Conceptual Graph for “John goes to Boston by bus”

KIF and FOL equivalent representations for the example conceptual graph in Figure

exists ((?x Go)(?y Person)(?z City)(?w Bus))
(and (Name ?y John) (Name ?z Boston)
(Agnt ?x ?y) (Dest ?x ?z) (Inst ?x ?w)))

(name(y,'John') ∧ name(z,'Boston') ∧
agnt(x,y) ∧ dest(x,z) ∧ inst(x,w))

Although Conceptual Graphs are equivalent to FOL, their graph orientation provides many features that make them especially useful. They express meaning in a form that is logically precise, humanly readable, and computationally tractable. With a direct mapping to language, conceptual graphs serve as an intermediate language for translating computer-oriented formalisms to and from natural languages. With their graphic representation, they serve as a readable, but formal design and specification language.

Moreover, there have new inference facilities. Existential Graphs provide a more simple set of rules to perform deduction. Other kinds of inference are also benefited. Graph structure can be used to implement efficient algorithms to reason with analogy [Leishman89].

Knowledge into Practice

When finally Knowledge Representation is put into practice by applying knowledge representation technologies, two disciplines can be considered: Knowledge Engineering and Knowledge Management.

Knowledge Engineering

It is a terms that refers to Knowledge Representation used for some purpose. Its relation to knowledge representation can be compared to the relation of Mathematics or Physics to Engineering.

Knowledge Management

It is a broad discipline that usually involves Knowledge Representation techniques. It ranges people, organisational processes, business strategies and Information Technologies. Knowledge Management could be defined as the development of best practices to add value to a company through maximum use of the data, information and knowledge within. It should also harness potential knowledge and tacit knowledge, with the intention of converting them into explicit knowledge, to be then made accessible as shareable and re-usable company assets.

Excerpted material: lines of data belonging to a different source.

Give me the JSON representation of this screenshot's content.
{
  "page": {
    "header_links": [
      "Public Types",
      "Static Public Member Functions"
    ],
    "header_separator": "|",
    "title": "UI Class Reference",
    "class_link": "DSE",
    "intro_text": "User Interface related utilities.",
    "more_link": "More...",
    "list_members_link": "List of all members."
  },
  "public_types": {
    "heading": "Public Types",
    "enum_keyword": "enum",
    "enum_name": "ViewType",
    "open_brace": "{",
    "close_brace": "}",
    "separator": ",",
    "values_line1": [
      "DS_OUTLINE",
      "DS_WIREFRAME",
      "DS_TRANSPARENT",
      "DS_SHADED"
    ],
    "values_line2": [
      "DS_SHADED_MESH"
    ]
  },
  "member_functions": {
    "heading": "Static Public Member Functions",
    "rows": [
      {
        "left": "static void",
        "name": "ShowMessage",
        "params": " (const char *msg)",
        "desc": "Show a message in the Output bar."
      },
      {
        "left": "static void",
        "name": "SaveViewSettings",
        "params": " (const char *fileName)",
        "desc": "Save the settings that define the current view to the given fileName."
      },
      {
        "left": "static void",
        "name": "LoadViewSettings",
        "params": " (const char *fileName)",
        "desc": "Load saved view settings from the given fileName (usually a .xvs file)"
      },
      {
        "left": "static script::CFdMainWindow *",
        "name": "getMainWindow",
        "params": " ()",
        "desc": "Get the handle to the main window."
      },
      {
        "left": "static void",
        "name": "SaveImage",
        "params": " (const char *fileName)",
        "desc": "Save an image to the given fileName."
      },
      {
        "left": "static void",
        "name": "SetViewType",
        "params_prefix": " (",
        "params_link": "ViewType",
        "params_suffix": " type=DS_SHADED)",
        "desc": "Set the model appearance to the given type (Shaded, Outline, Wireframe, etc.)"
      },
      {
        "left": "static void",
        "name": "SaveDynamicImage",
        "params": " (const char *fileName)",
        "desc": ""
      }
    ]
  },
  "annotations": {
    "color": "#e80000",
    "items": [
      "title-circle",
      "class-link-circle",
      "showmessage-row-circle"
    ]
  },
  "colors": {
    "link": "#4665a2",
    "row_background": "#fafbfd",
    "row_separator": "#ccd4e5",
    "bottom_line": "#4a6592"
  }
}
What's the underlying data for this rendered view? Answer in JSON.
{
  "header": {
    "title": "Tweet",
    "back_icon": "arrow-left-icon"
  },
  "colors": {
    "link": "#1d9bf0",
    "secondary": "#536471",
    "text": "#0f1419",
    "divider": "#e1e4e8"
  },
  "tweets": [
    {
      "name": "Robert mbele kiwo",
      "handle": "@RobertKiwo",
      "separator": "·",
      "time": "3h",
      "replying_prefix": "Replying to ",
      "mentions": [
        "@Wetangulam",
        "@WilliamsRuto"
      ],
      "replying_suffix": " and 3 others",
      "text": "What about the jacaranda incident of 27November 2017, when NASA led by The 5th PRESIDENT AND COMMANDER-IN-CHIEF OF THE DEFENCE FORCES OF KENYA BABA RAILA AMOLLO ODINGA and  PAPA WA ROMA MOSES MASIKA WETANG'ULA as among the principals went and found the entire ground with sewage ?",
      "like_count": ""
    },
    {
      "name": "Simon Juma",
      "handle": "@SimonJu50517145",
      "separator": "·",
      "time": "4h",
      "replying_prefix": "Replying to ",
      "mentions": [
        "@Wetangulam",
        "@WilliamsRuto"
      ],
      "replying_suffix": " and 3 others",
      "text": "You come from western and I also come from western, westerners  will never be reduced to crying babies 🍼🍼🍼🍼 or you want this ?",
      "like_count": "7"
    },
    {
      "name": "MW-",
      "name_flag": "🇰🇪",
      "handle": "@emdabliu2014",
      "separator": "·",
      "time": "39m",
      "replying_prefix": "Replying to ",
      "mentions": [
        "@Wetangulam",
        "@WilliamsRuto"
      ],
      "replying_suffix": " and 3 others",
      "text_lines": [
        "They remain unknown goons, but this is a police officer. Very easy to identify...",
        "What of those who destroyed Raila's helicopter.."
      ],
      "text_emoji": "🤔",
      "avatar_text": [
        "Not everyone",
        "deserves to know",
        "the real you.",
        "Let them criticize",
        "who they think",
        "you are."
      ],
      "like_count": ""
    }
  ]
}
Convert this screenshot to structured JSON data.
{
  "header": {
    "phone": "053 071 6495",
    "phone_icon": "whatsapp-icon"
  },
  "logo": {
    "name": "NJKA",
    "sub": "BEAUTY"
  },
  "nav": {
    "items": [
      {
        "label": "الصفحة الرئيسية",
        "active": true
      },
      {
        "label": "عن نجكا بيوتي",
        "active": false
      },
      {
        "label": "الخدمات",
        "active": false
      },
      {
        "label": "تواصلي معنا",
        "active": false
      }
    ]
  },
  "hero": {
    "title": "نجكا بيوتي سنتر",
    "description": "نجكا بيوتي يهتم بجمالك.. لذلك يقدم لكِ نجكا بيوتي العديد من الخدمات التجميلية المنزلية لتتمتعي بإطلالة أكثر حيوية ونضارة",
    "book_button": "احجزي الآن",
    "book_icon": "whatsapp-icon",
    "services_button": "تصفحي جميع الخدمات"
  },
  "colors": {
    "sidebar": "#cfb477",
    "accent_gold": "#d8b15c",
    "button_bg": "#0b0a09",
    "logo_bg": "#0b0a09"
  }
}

Information Systems process information without engaging the users. Knowledge Management Systems help users understand information and, contrary to Information Systems, they include users perspective, i.e. the relation between the piece of information and users knowledge. This includes the situation where the user develops the information need and the analysis of the usage of the same information once it has been obtained and interpreted by the user [Alavi01].